Авторитеты и примеры, приводимые в её пользу, обращаются против неё: коммунистическая республика Платона предполагает рабство; коммунистическая республика Ликурга основывалась на труде илотов{40}; последние производили всё нужное их господам и таким образом давали им возможность посвящать себя всецело гимнастическим упражнениям и войне. Ж. ‑ Ж. Руссо, смешивая равенство с общностью, сказал где-то, что он не понимает равенства условий без рабства. Коммунистические общины первобытных христиан не просуществовали даже до конца первого столетия и быстро выродились в монашеские общины. В общинах иезуитов{41} в Парагвае положение туземцев, по мнению путешественников, посетивших их, было не лучше положения рабов: факт тот, что добрые отцы вынуждены были окружать неофитов стенами и рвами для того, чтобы они не разбежались. Бабувистами руководила скорее преувеличенная ненависть к собственности, нежели ясное и определённое убеждение, и они потерпели поражение благодаря преувеличению своих принципов. Сенсимонисты, соединявшие общность с неравенством, промелькнули, подобно кучке ряженых. Опаснее всего для современного общества было бы, если бы оно ещё раз потерпело крушение на этой скале.
Странная вещь! Систематический коммунизм, обдуманное отрицание собственности, возник под непосредственным влиянием собственнического предрассудка; и в основе всех коммунистических теорий неизменно лежит собственность.
Члены общины не имеют, правда, никакой собственности, но зато сама община — собственница не только имуществ, но также людей и их воли. Именно благодаря этому принципу высшей собственности, во всякой общине труд, который должен бы являться для человека лишь естественным условием существования, становится человеческим велением и в силу этого ненавистным. Благодаря этому принципу, строжайше предписывается пассивное повиновение, совершенно несовместимое с мыслящей волей, и неукоснительное подчинение регламентам, которые по самой природе своей не могут быть совершенными; благодаря ему жизнь, талант и все способности человека являются собственностью государства, которое, в интересах общего блага, может распорядиться ими по своему произволу; благодаря ему строго воспрещаются всякие частные общества, невзирая на симпатии и антипатии талантов и характеров, ибо терпеть частные общества значило бы допускать существование внутри коммуны маленьких коммун, а вместе с тем и собственностей; благодаря этому принципу, сильный обязан выполнять урок слабого, хотя эта обязанность должна бы внушаться не принуждением, но состраданием и являться результатом не предписания, а совета; трудолюбивый выполняет урок лентяя, хотя это несправедливо, умный — урок идиота, хотя это нелепо. Благодаря этому принципу, наконец, человек должен отказаться от своего я, от своей воли, от своего гения и привязанностей и смиренно подчиниться интересам величия и неприкосновенности общины.

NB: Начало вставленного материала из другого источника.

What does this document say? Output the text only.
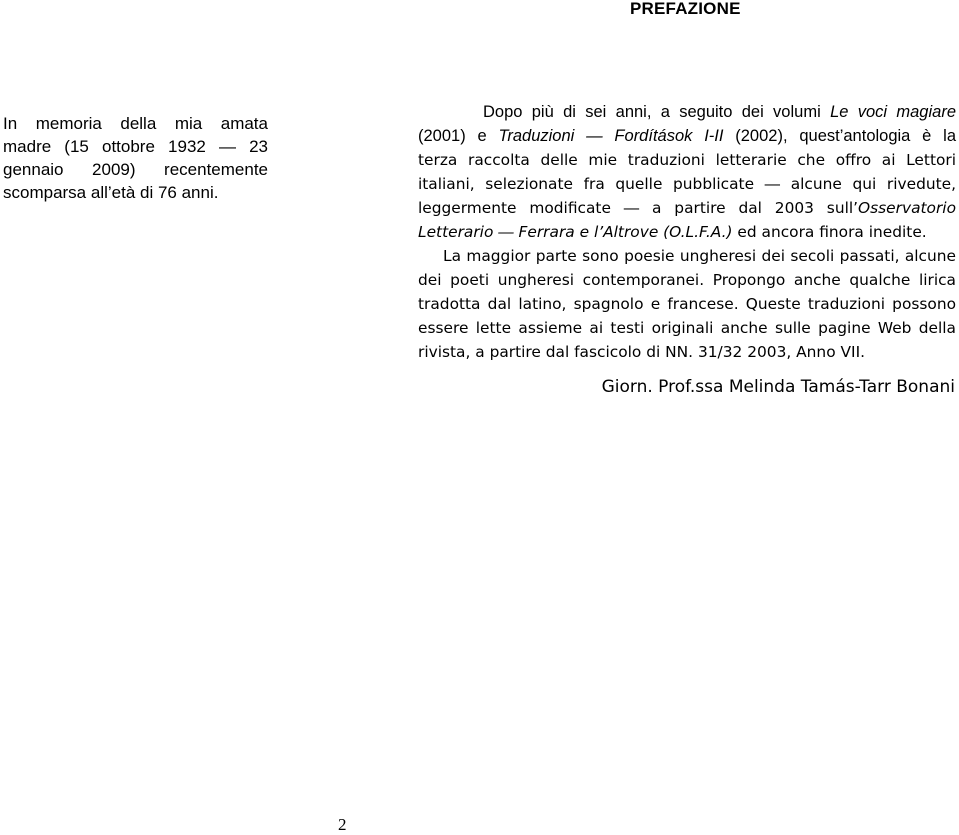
PREFAZIONE
In memoria della mia amata
madre (15 ottobre 1932 ― 23
gennaio 2009) recentemente
scomparsa all’età di 76 anni.
Dopo più di sei anni, a seguito dei volumi Le voci magiare
(2001) e Traduzioni ― Fordítások I-II (2002), quest’antologia è la
terza raccolta delle mie traduzioni letterarie che offro ai Lettori
italiani, selezionate fra quelle pubblicate ― alcune qui rivedute,
leggermente modificate ― a partire dal 2003 sull’Osservatorio
Letterario ― Ferrara e l’Altrove (O.L.F.A.) ed ancora finora inedite.
La maggior parte sono poesie ungheresi dei secoli passati, alcune
dei poeti ungheresi contemporanei. Propongo anche qualche lirica
tradotta dal latino, spagnolo e francese. Queste traduzioni possono
essere lette assieme ai testi originali anche sulle pagine Web della
rivista, a partire dal fascicolo di NN. 31/32 2003, Anno VII.
Giorn. Prof.ssa Melinda Tamás-Tarr Bonani
2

Общность есть неравенство, но в совершенно ином смысле, чем собственность. Собственность ведёт к эксплуатации слабого сильным, общность же — к эксплуатации сильного слабым. При существовании собственности неравенство условий является результатом насилия, какое бы имя оно ни носило: физического или духовного, силы событий, случайности, счастья, силы приобретённой собственности и т.п. При существовании общности неравенство является результатом посредственности таланта и труда, возвеличиваемых, подобно насилию. Это оскорбительное уравнение возмущает совесть и вызывает ропот достойнейших; ибо если помощь слабому является обязанностью сильного, то последний желает выполнять эту обязанность из великодушия; сравнение со слабым невыносимо для него. Пусть они будут равны по условиям их труда и вознаграждения, но пусть никогда взаимное подозрение в невыполнении общего дела не возбуждает между ними ревности.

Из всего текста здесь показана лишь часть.